SHFE hot rolled coil futures edged 0.29% lower to ¥3,473/mt on June 23, tracking a broader decline in Chinese steel prices as seasonal demand factors weighed. Steel rebar fell more sharply at 0.80% to ¥3,310/mt, reflecting construction sector weakness.

China's construction PMI contracted to 48.7 in June, below the 50-expansion threshold for the third consecutive month. The seasonal monsoon and heatwave across southern China have slowed construction activity, reducing demand for flat steel products used in infrastructure and manufacturing.

China's crude steel output was 93.5 million metric tons in May, up 2.3% year-on-year according to the National Bureau of Statistics (NBS). However, daily output declined from 3.08 Mt/day in April to 3.02 Mt/day in May, suggesting production may have peaked for the year.

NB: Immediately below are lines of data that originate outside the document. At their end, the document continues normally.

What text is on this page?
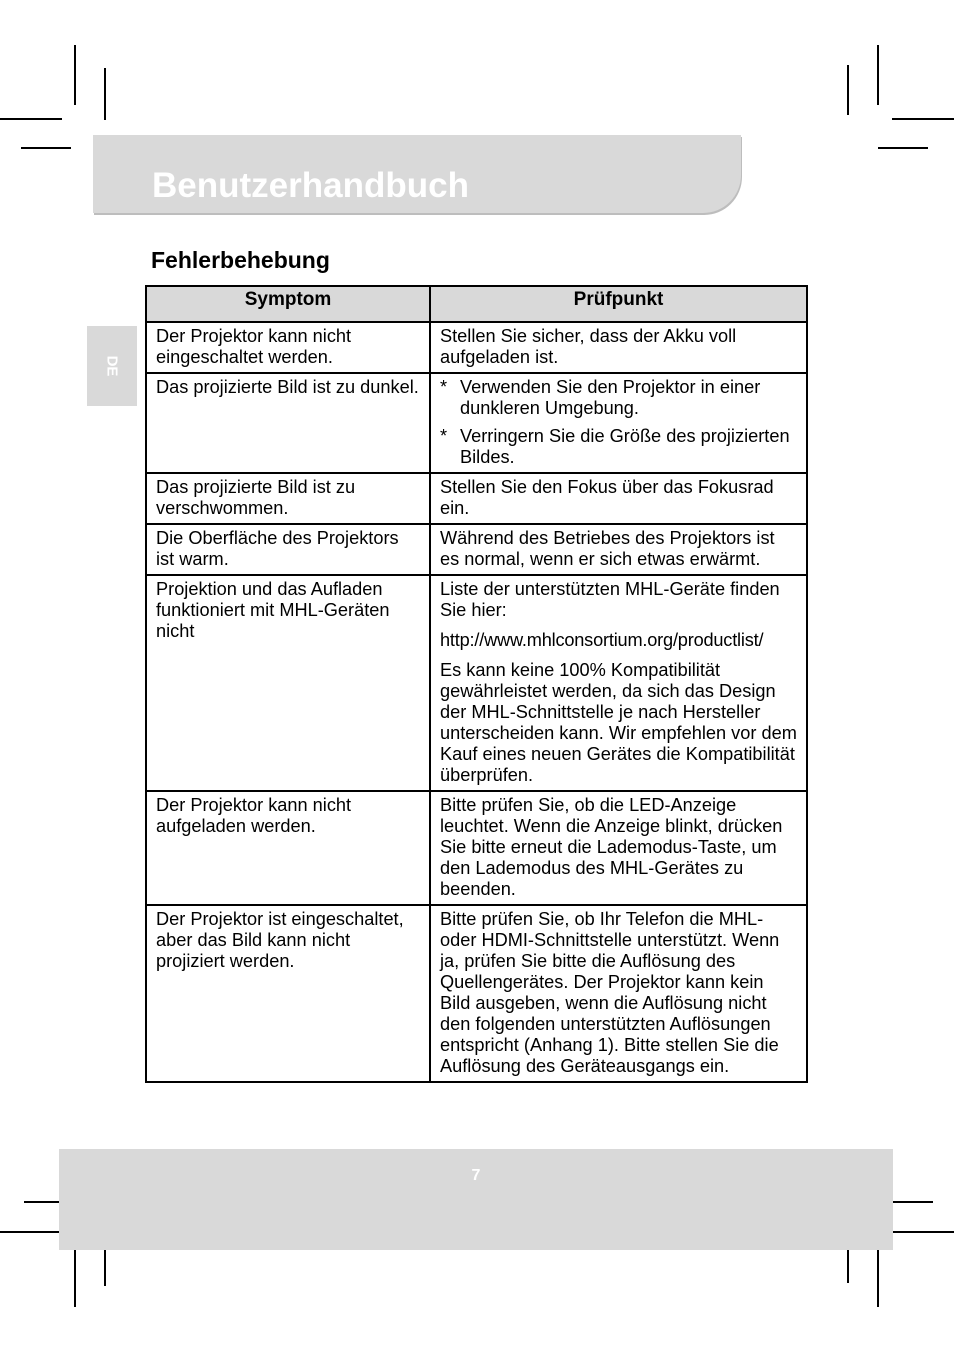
Benutzerhandbuch
DE
Fehlerbehebung
Symptom	Prüfpunkt

Der Projektor kann nicht eingeschaltet werden.	Stellen Sie sicher, dass der Akku voll aufgeladen ist.

Das projizierte Bild ist zu dunkel.	* Verwenden Sie den Projektor in einer dunkleren Umgebung.
* Verringern Sie die Größe des projizierten Bildes.

Das projizierte Bild ist zu verschwommen.	Stellen Sie den Fokus über das Fokusrad ein.

Die Oberfläche des Projektors ist warm.	Während des Betriebes des Projektors ist es normal, wenn er sich etwas erwärmt.

Projektion und das Aufladen funktioniert mit MHL-Geräten nicht	Liste der unterstützten MHL-Geräte finden Sie hier:

http://www.mhlconsortium.org/productlist/

Es kann keine 100% Kompatibilität gewährleistet werden, da sich das Design der MHL-Schnittstelle je nach Hersteller unterscheiden kann. Wir empfehlen vor dem Kauf eines neuen Gerätes die Kompatibilität überprüfen.

Der Projektor kann nicht aufgeladen werden.	Bitte prüfen Sie, ob die LED-Anzeige leuchtet. Wenn die Anzeige blinkt, drücken Sie bitte erneut die Lademodus-Taste, um den Lademodus des MHL-Gerätes zu beenden.

Der Projektor ist eingeschaltet, aber das Bild kann nicht projiziert werden.	Bitte prüfen Sie, ob Ihr Telefon die MHL- oder HDMI-Schnittstelle unterstützt. Wenn ja, prüfen Sie bitte die Auflösung des Quellengerätes. Der Projektor kann kein Bild ausgeben, wenn die Auflösung nicht den folgenden unterstützten Auflösungen entspricht (Anhang 1). Bitte stellen Sie die Auflösung des Geräteausgangs ein.

7
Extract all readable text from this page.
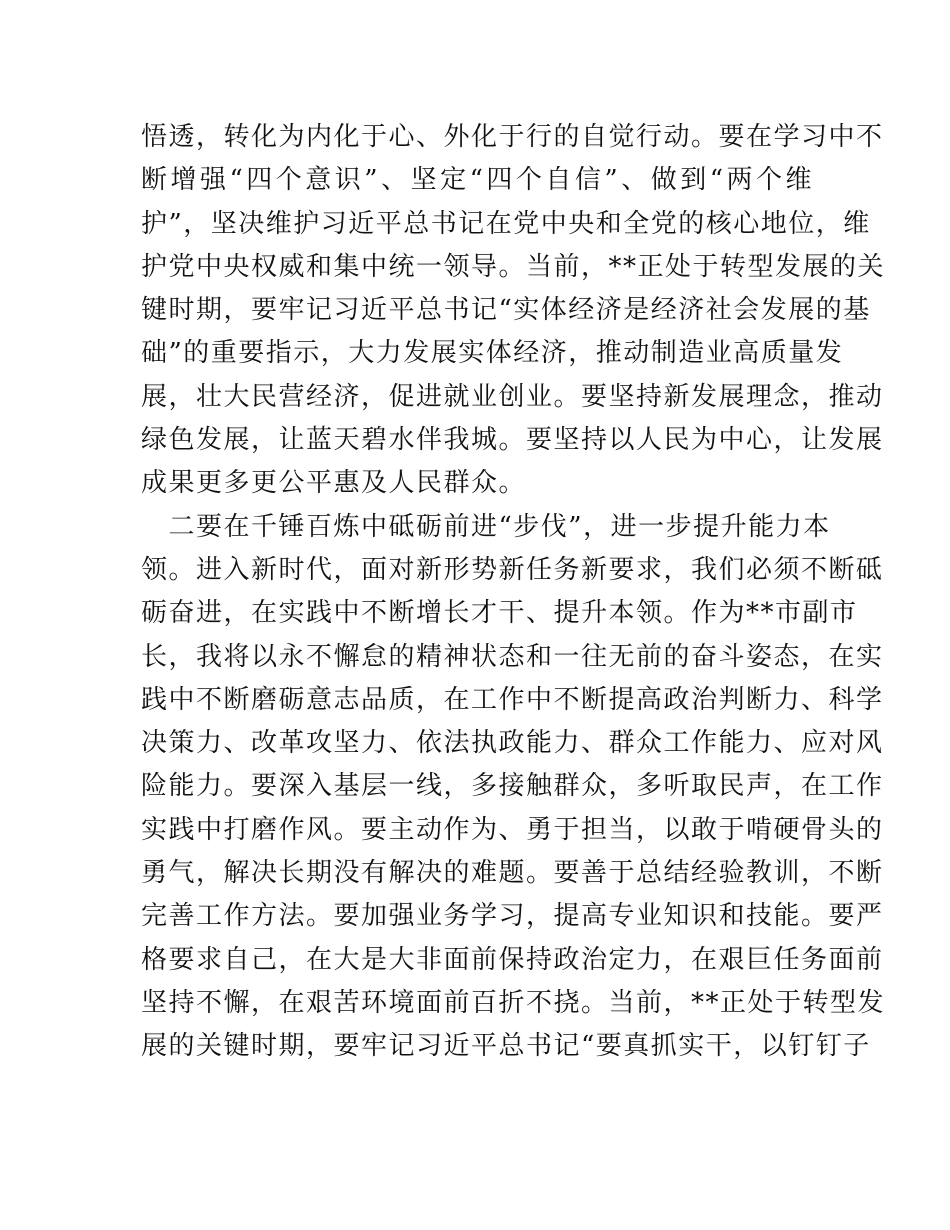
悟透，转化为内化于心、外化于行的自觉行动。要在学习中不
断增强“四个意识”、坚定“四个自信”、做到“两个维
护”，坚决维护习近平总书记在党中央和全党的核心地位，维
护党中央权威和集中统一领导。当前，**正处于转型发展的关
键时期，要牢记习近平总书记“实体经济是经济社会发展的基
础”的重要指示，大力发展实体经济，推动制造业高质量发
展，壮大民营经济，促进就业创业。要坚持新发展理念，推动
绿色发展，让蓝天碧水伴我城。要坚持以人民为中心，让发展
成果更多更公平惠及人民群众。
　二要在千锤百炼中砥砺前进“步伐”，进一步提升能力本
领。进入新时代，面对新形势新任务新要求，我们必须不断砥
砺奋进，在实践中不断增长才干、提升本领。作为**市副市
长，我将以永不懈怠的精神状态和一往无前的奋斗姿态，在实
践中不断磨砺意志品质，在工作中不断提高政治判断力、科学
决策力、改革攻坚力、依法执政能力、群众工作能力、应对风
险能力。要深入基层一线，多接触群众，多听取民声，在工作
实践中打磨作风。要主动作为、勇于担当，以敢于啃硬骨头的
勇气，解决长期没有解决的难题。要善于总结经验教训，不断
完善工作方法。要加强业务学习，提高专业知识和技能。要严
格要求自己，在大是大非面前保持政治定力，在艰巨任务面前
坚持不懈，在艰苦环境面前百折不挠。当前，**正处于转型发
展的关键时期，要牢记习近平总书记“要真抓实干，以钉钉子
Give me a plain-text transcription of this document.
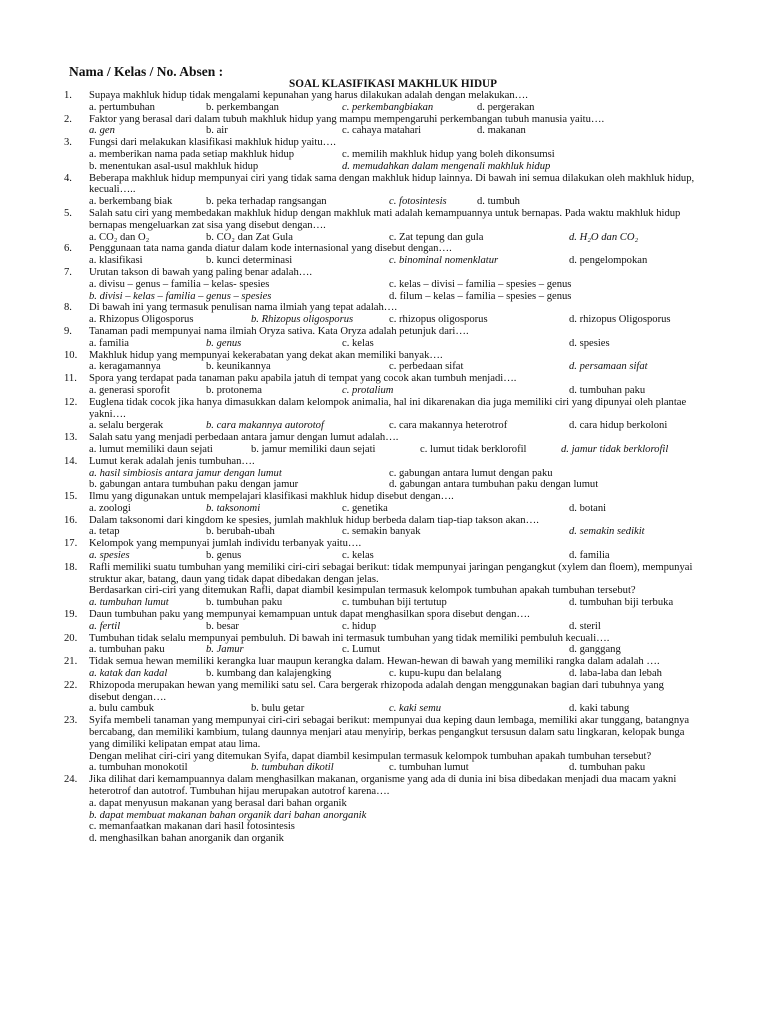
Nama / Kelas / No. Absen :
SOAL KLASIFIKASI MAKHLUK HIDUP
1.	Supaya makhluk hidup tidak mengalami kepunahan yang harus dilakukan adalah dengan melakukan….
a. pertumbuhan	b. perkembangan	c. perkembangbiakan	d. pergerakan
2.	Faktor yang berasal dari dalam tubuh makhluk hidup yang mampu mempengaruhi perkembangan tubuh manusia yaitu….
a. gen	b. air	c. cahaya matahari	d. makanan
3.	Fungsi dari melakukan klasifikasi makhluk hidup yaitu….
a. memberikan nama pada setiap makhluk hidup	c. memilih makhluk hidup yang boleh dikonsumsi
b. menentukan asal-usul makhluk hidup	d. memudahkan dalam mengenali makhluk hidup
4.	Beberapa makhluk hidup mempunyai ciri yang tidak sama dengan makhluk hidup lainnya. Di bawah ini semua dilakukan oleh makhluk hidup, kecuali…..
a. berkembang biak	b. peka terhadap rangsangan	c. fotosintesis	d. tumbuh
5.	Salah satu ciri yang membedakan makhluk hidup dengan makhluk mati adalah kemampuannya untuk bernapas. Pada waktu makhluk hidup bernapas mengeluarkan zat sisa yang disebut dengan….
a. CO₂ dan O₂	b. CO₂ dan Zat Gula	c. Zat tepung dan gula	d. H₂O dan CO₂
6.	Penggunaan tata nama ganda diatur dalam kode internasional yang disebut dengan….
a. klasifikasi	b. kunci determinasi	c. binominal nomenklatur	d. pengelompokan
7.	Urutan takson di bawah yang paling benar adalah….
a. divisu – genus – familia – kelas- spesies	c. kelas – divisi – familia – spesies – genus
b. divisi – kelas – familia – genus – spesies	d. filum – kelas – familia – spesies – genus
8.	Di bawah ini yang termasuk penulisan nama ilmiah yang tepat adalah….
a. Rhizopus Oligosporus	b. Rhizopus oligosporus	c. rhizopus oligosporus	d. rhizopus Oligosporus
9.	Tanaman padi mempunyai nama ilmiah Oryza sativa. Kata Oryza adalah petunjuk dari….
a. familia	b. genus	c. kelas	d. spesies
10.	Makhluk hidup yang mempunyai kekerabatan yang dekat akan memiliki banyak….
a. keragamannya	b. keunikannya	c. perbedaan sifat	d. persamaan sifat
11.	Spora yang terdapat pada tanaman paku apabila jatuh di tempat yang cocok akan tumbuh menjadi….
a. generasi sporofit	b. protonema	c. protalium	d. tumbuhan paku
12.	Euglena tidak cocok jika hanya dimasukkan dalam kelompok animalia, hal ini dikarenakan dia juga memiliki ciri yang dipunyai oleh plantae yakni….
a. selalu bergerak	b. cara makannya autorotof	c. cara makannya heterotrof	d. cara hidup berkoloni
13.	Salah satu yang menjadi perbedaan antara jamur dengan lumut adalah….
a. lumut memiliki daun sejati	b. jamur memiliki daun sejati	c. lumut tidak berklorofil	d. jamur tidak berklorofil
14.	Lumut kerak adalah jenis tumbuhan….
a. hasil simbiosis antara jamur dengan lumut	c. gabungan antara lumut dengan paku
b. gabungan antara tumbuhan paku dengan jamur	d. gabungan antara tumbuhan paku dengan lumut
15.	Ilmu yang digunakan untuk mempelajari klasifikasi makhluk hidup disebut dengan….
a. zoologi	b. taksonomi	c. genetika	d. botani
16.	Dalam taksonomi dari kingdom ke spesies, jumlah makhluk hidup berbeda dalam tiap-tiap takson akan….
a. tetap	b. berubah-ubah	c. semakin banyak	d. semakin sedikit
17.	Kelompok yang mempunyai jumlah individu terbanyak yaitu….
a. spesies	b. genus	c. kelas	d. familia
18.	Rafli memiliki suatu tumbuhan yang memiliki ciri-ciri sebagai berikut: tidak mempunyai jaringan pengangkut (xylem dan floem), mempunyai struktur akar, batang, daun yang tidak dapat dibedakan dengan jelas.
Berdasarkan ciri-ciri yang ditemukan Rafli, dapat diambil kesimpulan termasuk kelompok tumbuhan apakah tumbuhan tersebut?
a. tumbuhan lumut	b. tumbuhan paku	c. tumbuhan biji tertutup	d. tumbuhan biji terbuka
19.	Daun tumbuhan paku yang mempunyai kemampuan untuk dapat menghasilkan spora disebut dengan….
a. fertil	b. besar	c. hidup	d. steril
20.	Tumbuhan tidak selalu mempunyai pembuluh. Di bawah ini termasuk tumbuhan yang tidak memiliki pembuluh kecuali….
a. tumbuhan paku	b. Jamur	c. Lumut	d. ganggang
21.	Tidak semua hewan memiliki kerangka luar maupun kerangka dalam. Hewan-hewan di bawah yang memiliki rangka dalam adalah ….
a. katak dan kadal	b. kumbang dan kalajengking	c. kupu-kupu dan belalang	d. laba-laba dan lebah
22.	Rhizopoda merupakan hewan yang memiliki satu sel. Cara bergerak rhizopoda adalah dengan menggunakan bagian dari tubuhnya yang disebut dengan….
a. bulu cambuk	b. bulu getar	c. kaki semu	d. kaki tabung
23.	Syifa membeli tanaman yang mempunyai ciri-ciri sebagai berikut: mempunyai dua keping daun lembaga, memiliki akar tunggang, batangnya bercabang, dan memiliki kambium, tulang daunnya menjari atau menyirip, berkas pengangkut tersusun dalam satu lingkaran, kelopak bunga yang dimiliki kelipatan empat atau lima.
Dengan melihat ciri-ciri yang ditemukan Syifa, dapat diambil kesimpulan termasuk kelompok tumbuhan apakah tumbuhan tersebut?
a. tumbuhan monokotil	b. tumbuhan dikotil	c. tumbuhan lumut	d. tumbuhan paku
24.	Jika dilihat dari kemampuannya dalam menghasilkan makanan, organisme yang ada di dunia ini bisa dibedakan menjadi dua macam yakni heterotrof dan autotrof. Tumbuhan hijau merupakan autotrof karena….
a. dapat menyusun makanan yang berasal dari bahan organik
b. dapat membuat makanan bahan organik dari bahan anorganik
c. memanfaatkan makanan dari hasil fotosintesis
d. menghasilkan bahan anorganik dan organik
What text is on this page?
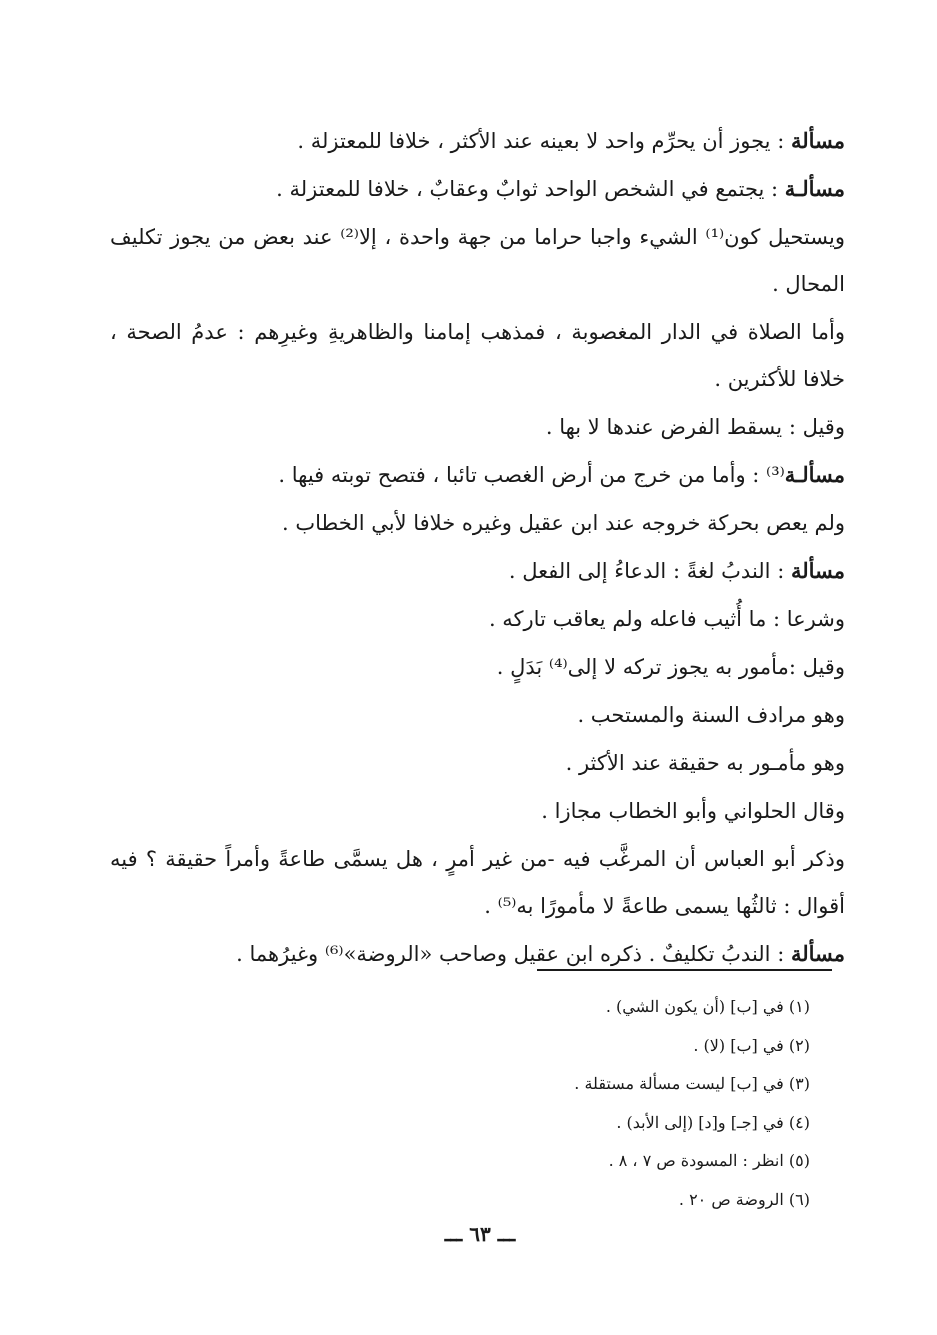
مسألة : يجوز أن يحرِّم واحد لا بعينه عند الأكثر ، خلافا للمعتزلة .

مسألـة : يجتمع في الشخص الواحد ثوابٌ وعقابٌ ، خلافا للمعتزلة .

ويستحيل كون⁽¹⁾ الشيء واجبا حراما من جهة واحدة ، إلا⁽²⁾ عند بعض من يجوز تكليف المحال .

وأما الصلاة في الدار المغصوبة ، فمذهب إمامنا والظاهريةِ وغيرِهم : عدمُ الصحة ، خلافا للأكثرين .

وقيل : يسقط الفرض عندها لا بها .

مسألـة⁽³⁾ : وأما من خرج من أرض الغصب تائبا ، فتصح توبته فيها .

ولم يعص بحركة خروجه عند ابن عقيل وغيره خلافا لأبي الخطاب .

مسألة : الندبُ لغةً : الدعاءُ إلى الفعل .

وشرعا : ما أُثيب فاعله ولم يعاقب تاركه .

وقيل :مأمور به يجوز تركه لا إلى⁽⁴⁾ بَدَلٍ .

وهو مرادف السنة والمستحب .

وهو مأمـور به حقيقة عند الأكثر .

وقال الحلواني وأبو الخطاب مجازا .

وذكر أبو العباس أن المرغَّب فيه -من غير أمرٍ ، هل يسمَّى طاعةً وأمراً حقيقة ؟ فيه أقوال : ثالثُها يسمى طاعةً لا مأمورًا به⁽⁵⁾ .

مسألة : الندبُ تكليفٌ . ذكره ابن عقيل وصاحب «الروضة»⁽⁶⁾ وغيرُهما .

(١) في [ب] (أن يكون الشي) .

(٢) في [ب] (لا) .

(٣) في [ب] ليست مسألة مستقلة .

(٤) في [جـ] و[د] (إلى الأبد) .

(٥) انظر : المسودة ص ٧ ، ٨ .

(٦) الروضة ص ٢٠ .

ـــ ٦٣ ـــ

Chinese steel exports remain elevated at 10.5 Mt in May, up 14% YoY, but export prices are under pressure. HRC export offers from China are now $535/mt FOB, down from $555/mt in April, as mills compete for market share in Southeast Asia amid regional oversupply.

What this means for buyers

Chinese seasonal weakness creates a buying window for H2 2026. Global HRC prices tend to bottom in July–August before recovering in September. Consider layering 3-month forward coverage at current levels. Monitor Chinese export prices as the global price floor.